Se trata de una posesión que Honduras ha mantenido basada en hechos históricos y geográficos incuestionables, razón por la cual dicha isla ni siquiera fue sometida a los alegatos que ambas naciones tuvieron en el fallo de la Haya en 1992.
Según información recogida por este diario en El Salvador quien lleva la vos cantante sobre este tema son los sectores guerreristas de esa nación; el propio ministro de Defensa de aquel país, David Munguía Payes, se ha lamentado, en lenguaje poco amistoso con Honduras, que el ejército salvadoreño carece de la fuerza militar para disuadir a Honduras sobre su soberanía en el islote.
El ministro Munguía abundó en razonamientos sobre la supuesta superioridad de la institución armada de nuestro país con una clara intención de influir en la Asamblea Legislativa salvadoreña para que apruebe la compra de equipo militar, especialmente aviones de guerra.
Los jerarcas militares salvadoreños no han despertado de la nostalgia belicista desde que invadieron nuestro territorio en 1969, provocando miles de muertes de ambos países, haciéndole graves daños a las tradicionales relaciones de amistad entre ambas naciones, incluso en la época de la insurrección que vivió El Salvador hace algunas décadas, los combatientes guerrilleros del Frente Farabundo Martí que eran capturados por los militares y la Guardia Nacional de su país, eran interrogados sobre sus relaciones con Honduras y su opinión acerca de aquel inútil y absurdo conflicto.

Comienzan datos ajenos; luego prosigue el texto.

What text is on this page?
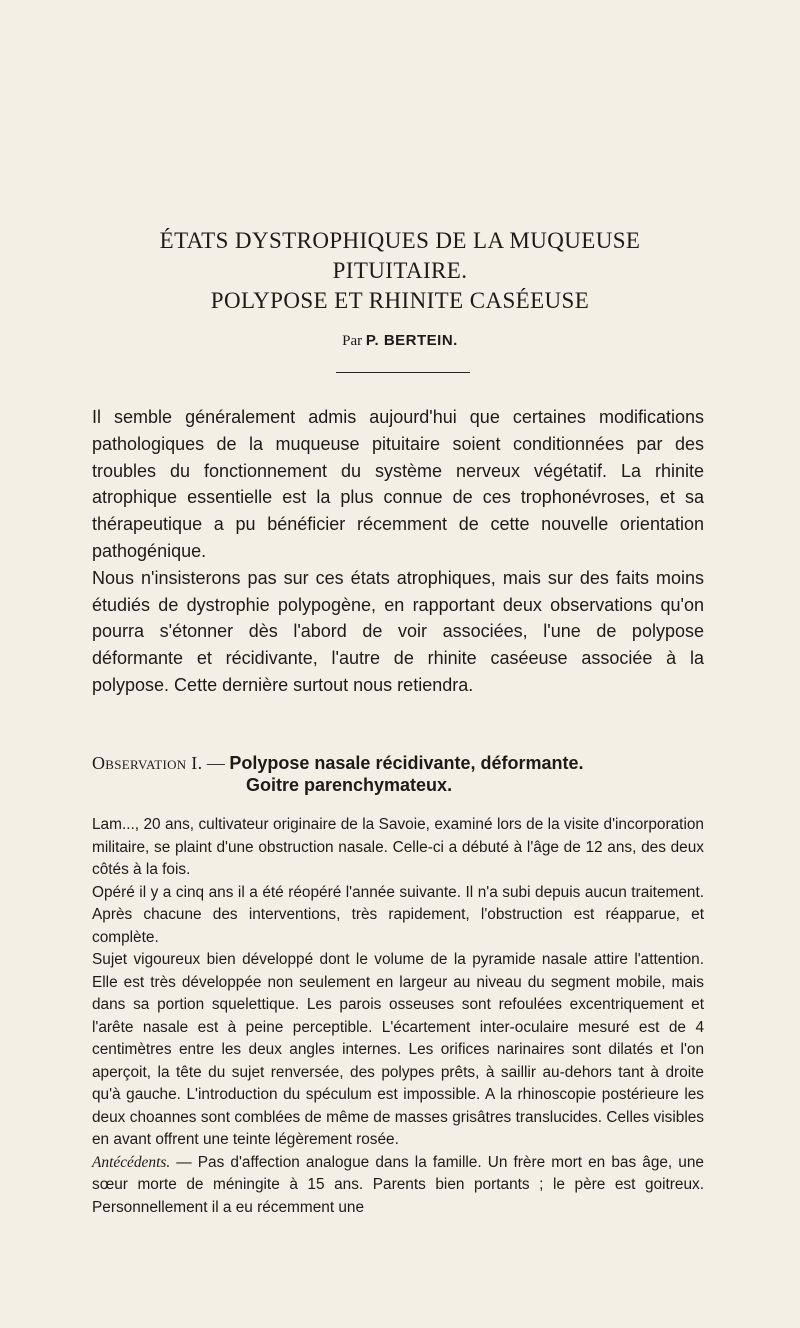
ÉTATS DYSTROPHIQUES DE LA MUQUEUSE
PITUITAIRE.
POLYPOSE ET RHINITE CASÉEUSE

Par P. BERTEIN.

Il semble généralement admis aujourd'hui que certaines modifications pathologiques de la muqueuse pituitaire soient conditionnées par des troubles du fonctionnement du système nerveux végétatif. La rhinite atrophique essentielle est la plus connue de ces trophonévroses, et sa thérapeutique a pu bénéficier récemment de cette nouvelle orientation pathogénique.

Nous n'insisterons pas sur ces états atrophiques, mais sur des faits moins étudiés de dystrophie polypogène, en rapportant deux observations qu'on pourra s'étonner dès l'abord de voir associées, l'une de polypose déformante et récidivante, l'autre de rhinite caséeuse associée à la polypose. Cette dernière surtout nous retiendra.

Observation I. — Polypose nasale récidivante, déformante.
Goitre parenchymateux.

Lam..., 20 ans, cultivateur originaire de la Savoie, examiné lors de la visite d'incorporation militaire, se plaint d'une obstruction nasale. Celle-ci a débuté à l'âge de 12 ans, des deux côtés à la fois.

Opéré il y a cinq ans il a été réopéré l'année suivante. Il n'a subi depuis aucun traitement. Après chacune des interventions, très rapidement, l'obstruction est réapparue, et complète.

Sujet vigoureux bien développé dont le volume de la pyramide nasale attire l'attention. Elle est très développée non seulement en largeur au niveau du segment mobile, mais dans sa portion squelettique. Les parois osseuses sont refoulées excentriquement et l'arête nasale est à peine perceptible. L'écartement inter-oculaire mesuré est de 4 centimètres entre les deux angles internes. Les orifices narinaires sont dilatés et l'on aperçoit, la tête du sujet renversée, des polypes prêts, à saillir au-dehors tant à droite qu'à gauche. L'introduction du spéculum est impossible. A la rhinoscopie postérieure les deux choannes sont comblées de même de masses grisâtres translucides. Celles visibles en avant offrent une teinte légèrement rosée.

Antécédents. — Pas d'affection analogue dans la famille. Un frère mort en bas âge, une sœur morte de méningite à 15 ans. Parents bien portants ; le père est goitreux. Personnellement il a eu récemment une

Si llevar este tema a los tribunales internacionales parece poco inteligente, sería más absurdo que esto sirviera de pretexto para que la Asamblea Legislativa salvadoreña y el presidente Funes autorizaran la compra de armas, con lo cual se atizaría un armamentismo innecesario en nuestras empobrecidas naciones.
Sonar tambores de guerra en las condiciones actuales, en un mundo donde la búsqueda de soluciones pacíficas a las controversias se vuelve una necesidad, es algo que debe ser rechazado por los sectores económicos, políticos y sociales más sensatos de nuestras naciones.
Hay que desarmar a los violentos de su discurso provocador y guerrerista.